Confcooperative Lazio

Accademia

RUFA e Confcooperative Lazio

RUFA e Confcooperative Lazio insieme per produrre cultura e idee.

 
RUFA e Confcooperative Lazio hanno sottoscritto un protocollo d’intesa per generare progetti e collaborazioni destinate a coinvolgere gli studenti iscritti in Accademia. L’obiettivo è dare forma e sostanza a molteplici iniziative culturali, attività formative ed eventi artistici, quali talk, masterclass, workshop, tirocini, stage e progetti speciali.

«L’accordo con Confcooperative Lazio – ha dichiarato il Direttore RUFA arch. Fabio Mongelli – consentirà di programmare progetti e attività in linea con gli obiettivi dell’Agenda 2030 delle Nazioni Unite.
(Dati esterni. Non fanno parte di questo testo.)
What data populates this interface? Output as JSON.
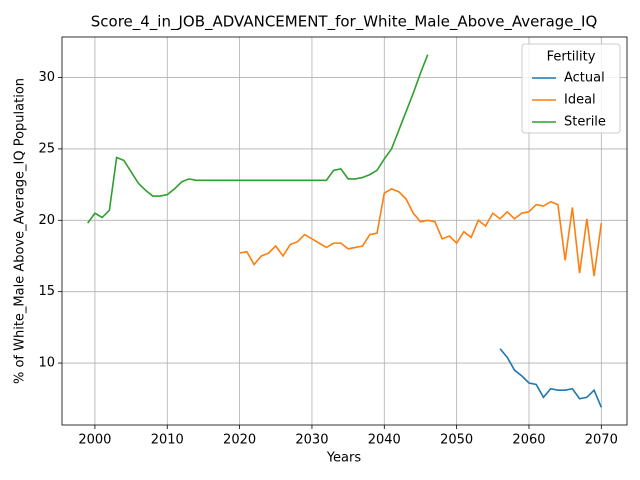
{
  "chart_data": {
    "type": "line",
    "title": "Score_4_in_JOB_ADVANCEMENT_for_White_Male_Above_Average_IQ",
    "xlabel": "Years",
    "ylabel": "% of White_Male Above_Average_IQ Population",
    "legend_title": "Fertility",
    "legend": "upper right",
    "grid": true,
    "x": [
      1999,
      2000,
      2001,
      2002,
      2003,
      2004,
      2005,
      2006,
      2007,
      2008,
      2009,
      2010,
      2011,
      2012,
      2013,
      2014,
      2015,
      2016,
      2017,
      2018,
      2019,
      2020,
      2021,
      2022,
      2023,
      2024,
      2025,
      2026,
      2027,
      2028,
      2029,
      2030,
      2031,
      2032,
      2033,
      2034,
      2035,
      2036,
      2037,
      2038,
      2039,
      2040,
      2041,
      2042,
      2043,
      2044,
      2045,
      2046,
      2047,
      2048,
      2049,
      2050,
      2051,
      2052,
      2053,
      2054,
      2055,
      2056,
      2057,
      2058,
      2059,
      2060,
      2061,
      2062,
      2063,
      2064,
      2065,
      2066,
      2067,
      2068,
      2069,
      2070
    ],
    "series": [
      {
        "name": "Actual",
        "color": "#1f77b4",
        "values": [
          null,
          null,
          null,
          null,
          null,
          null,
          null,
          null,
          null,
          null,
          null,
          null,
          null,
          null,
          null,
          null,
          null,
          null,
          null,
          null,
          null,
          null,
          null,
          null,
          null,
          null,
          null,
          null,
          null,
          null,
          null,
          null,
          null,
          null,
          null,
          null,
          null,
          null,
          null,
          null,
          null,
          null,
          null,
          null,
          null,
          null,
          null,
          null,
          null,
          null,
          null,
          null,
          null,
          null,
          null,
          null,
          null,
          11.0,
          10.4,
          9.5,
          9.1,
          8.6,
          8.5,
          7.6,
          8.2,
          8.1,
          8.1,
          8.2,
          7.5,
          7.6,
          8.1,
          6.9
        ]
      },
      {
        "name": "Ideal",
        "color": "#ff7f0e",
        "values": [
          null,
          null,
          null,
          null,
          null,
          null,
          null,
          null,
          null,
          null,
          null,
          null,
          null,
          null,
          null,
          null,
          null,
          null,
          null,
          null,
          null,
          17.7,
          17.8,
          16.9,
          17.5,
          17.7,
          18.2,
          17.5,
          18.3,
          18.5,
          19.0,
          18.7,
          18.4,
          18.1,
          18.4,
          18.4,
          18.0,
          18.1,
          18.2,
          19.0,
          19.1,
          21.9,
          22.2,
          22.0,
          21.5,
          20.5,
          19.9,
          20.0,
          19.9,
          18.7,
          18.9,
          18.4,
          19.2,
          18.8,
          20.0,
          19.6,
          20.5,
          20.1,
          20.6,
          20.1,
          20.5,
          20.6,
          21.1,
          21.0,
          21.3,
          21.1,
          17.2,
          20.9,
          16.3,
          20.1,
          16.1,
          19.8
        ]
      },
      {
        "name": "Sterile",
        "color": "#2ca02c",
        "values": [
          19.8,
          20.5,
          20.2,
          20.7,
          24.4,
          24.2,
          23.4,
          22.6,
          22.1,
          21.7,
          21.7,
          21.8,
          22.2,
          22.7,
          22.9,
          22.8,
          22.8,
          22.8,
          22.8,
          22.8,
          22.8,
          22.8,
          22.8,
          22.8,
          22.8,
          22.8,
          22.8,
          22.8,
          22.8,
          22.8,
          22.8,
          22.8,
          22.8,
          22.8,
          23.5,
          23.6,
          22.9,
          22.9,
          23.0,
          23.2,
          23.5,
          24.3,
          25.0,
          26.3,
          27.6,
          28.9,
          30.3,
          31.6,
          null,
          null,
          null,
          null,
          null,
          null,
          null,
          null,
          null,
          null,
          null,
          null,
          null,
          null,
          null,
          null,
          null,
          null,
          null,
          null,
          null,
          null,
          null,
          null
        ]
      }
    ],
    "xlim": [
      1995.45,
      2073.55
    ],
    "xticks": [
      2000,
      2010,
      2020,
      2030,
      2040,
      2050,
      2060,
      2070
    ],
    "ylim": [
      5.66,
      32.84
    ],
    "yticks": [
      10,
      15,
      20,
      25,
      30
    ]
  }
}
In questo processo, da intendersi al pari di una start – up formativa, RUFA intende coinvolgere società, enti e istituzioni che condividano tale visione, soprattutto per quanto concerne la realizzazione di progetti di ricerca».

Confcooperative Lazio è la principale organizzazione di rappresentanza, assistenza, tutela e vigilanza del movimento cooperativo italiano e delle imprese sociali. Attualmente accoglie 865 cooperative associate: cura i rapporti con le istituzioni, assiste le associate sul piano sindacale, giuridico, legislativo, tecnico, organizzativo, finanziario e creditizio, favorisce la promozione delle cooperative, promuove la formazione di soci e lavoratori e fornisce assistenza alla creazione di nuove imprese cooperative.

«L’accordo RUFA/Confcooperative nasce da una ampia condivisione di obiettivi – spiega Barbara Pescatori, presidente di Confcooperative Cultura, Turismo e Sport Lazio – e pone al centro la formazione quale leva progettuale, sociale, economica e occupazionale. La scelta di un partner come la Rome University of Fine Arts – sottolinea Pescatori – ‘disegna’ il futuro che stiamo costruendo, all’insegna di uno sguardo sempre più attento ai giovani e alla qualità delle attività che ci vedono coinvolti».

«L’agire in sinergia di RUFA e di Confcooperative Lazio – conclude Fabio Mongelli – consentirà di osservare nuovi orizzonti e pianificare percorsi di apprendimento del tutto sconosciuti. Ringrazio il presidente Marco Marcocci per aver condiviso questa idea di cooperazione che mette insieme mondi e approcci differenti che potranno, da adesso in avanti, dialogare e trovare insieme strade comuni da percorrere».